Tuesday, September 8, 2015

3 node Oracle RAC - Cluster wait due to remastering of objects

In  our production  environment,  we are using a three Node oracle RAC  with around 1+ TB of database and handles a medium OLTP transactions in database.  This application is being used by a financial company in India that has around 4500 branches across the country,  The version of oracle is 11.2.0.2.0 (11GR2) . 

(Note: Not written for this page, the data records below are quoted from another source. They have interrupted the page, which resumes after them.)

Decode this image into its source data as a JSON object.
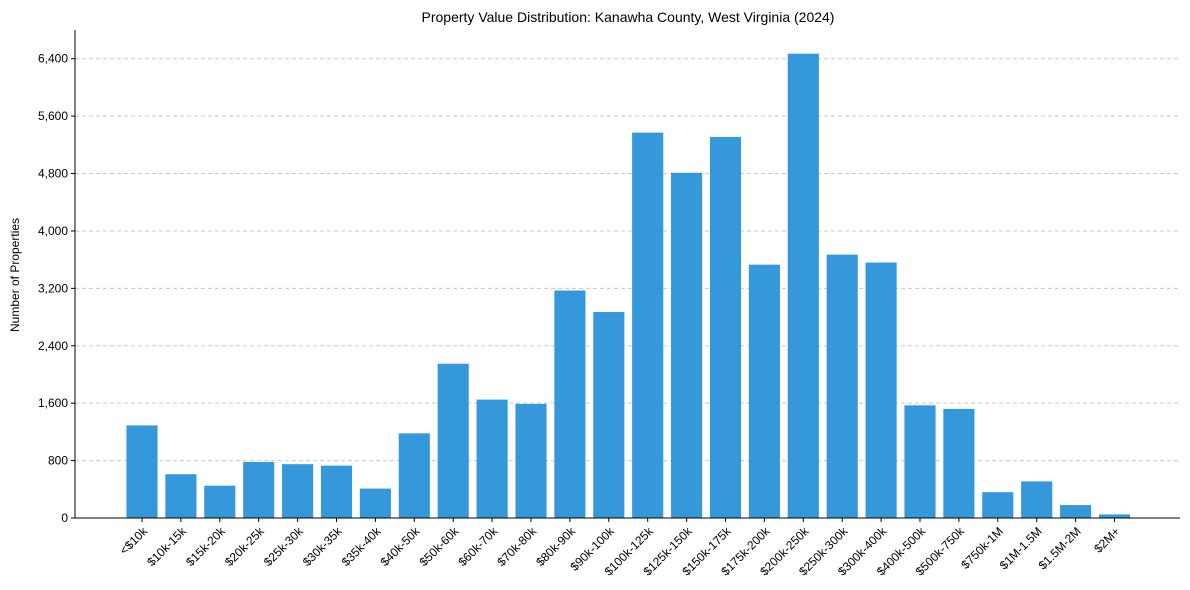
{
  "chart_data": {
    "type": "bar",
    "title": "Property Value Distribution: Kanawha County, West Virginia (2024)",
    "xlabel": "",
    "ylabel": "Number of Properties",
    "categories": [
      "<$10k",
      "$10k-15k",
      "$15k-20k",
      "$20k-25k",
      "$25k-30k",
      "$30k-35k",
      "$35k-40k",
      "$40k-50k",
      "$50k-60k",
      "$60k-70k",
      "$70k-80k",
      "$80k-90k",
      "$90k-100k",
      "$100k-125k",
      "$125k-150k",
      "$150k-175k",
      "$175k-200k",
      "$200k-250k",
      "$250k-300k",
      "$300k-400k",
      "$400k-500k",
      "$500k-750k",
      "$750k-1M",
      "$1M-1.5M",
      "$1.5M-2M",
      "$2M+"
    ],
    "values": [
      1290,
      610,
      450,
      780,
      750,
      730,
      410,
      1180,
      2150,
      1650,
      1590,
      3170,
      2870,
      5370,
      4810,
      5310,
      3530,
      6470,
      3670,
      3560,
      1570,
      1520,
      360,
      510,
      180,
      50
    ],
    "yticks": [
      0,
      800,
      1600,
      2400,
      3200,
      4000,
      4800,
      5600,
      6400
    ],
    "ytick_labels": [
      "0",
      "800",
      "1,600",
      "2,400",
      "3,200",
      "4,000",
      "4,800",
      "5,600",
      "6,400"
    ],
    "ylim": [
      0,
      6800
    ],
    "grid": true,
    "bar_color": "#3498db"
  }
}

Recently we started observing high cluster wait during the peak  load hours and also  experience node eviction few times .  We could not find any  misbehavior on the network  side specially  on interconnect . None of the monitoring tools helped us to  find any  issues in  the inter connect. Then we started analyzing the OEM  results in depth  and found, the cluster event occurs while GC  Remastering happens. By  default DRM (Dynamic Remastering) is enabled and the spikes are occurring at 10 min intervals after a node rejoin/start.  On further analysis we found the the _gc_policy_time  parameter (It controls how often the queue is checked to see if the remastering must be triggered )   has the default value 10 .  We debated whether to  disable the DRM  by  setting the parameter value to 0. But since this require a complete restart of oracle,  we were bit hesitant to do  the restart of the server. This was essentially  due to  the cluster wait it shows after the restart.

On checking further we found another parameter that controls the remastering behavior _gc_policy_minimum. This parameter is defined as “minimum amount of dynamic affinity activity per minute” to be a candidate for remastering. Defaults to 1500 and we thought it is lower in a busy environment like ours.  The best part of this is we do  not require a restart after setting this value and we decided to  increase the value to 20000 .  After setting the value we found the cluster wait events has almost disappeared and system is back to  the sate it was earlier.  
Since it was not a fully  documented parameter, we couldn't get much  expert opinion on this. Since we got a definite advantage by  setting this parameter,  i  thought i  will  share this in my  blog hoping some one may get advantage of this ...

Below is OEM display  after and before setting the parameter. 



Note:  This is an undocumented parameter by  oracle,  you  may  contact oracle support before setting the parameter value.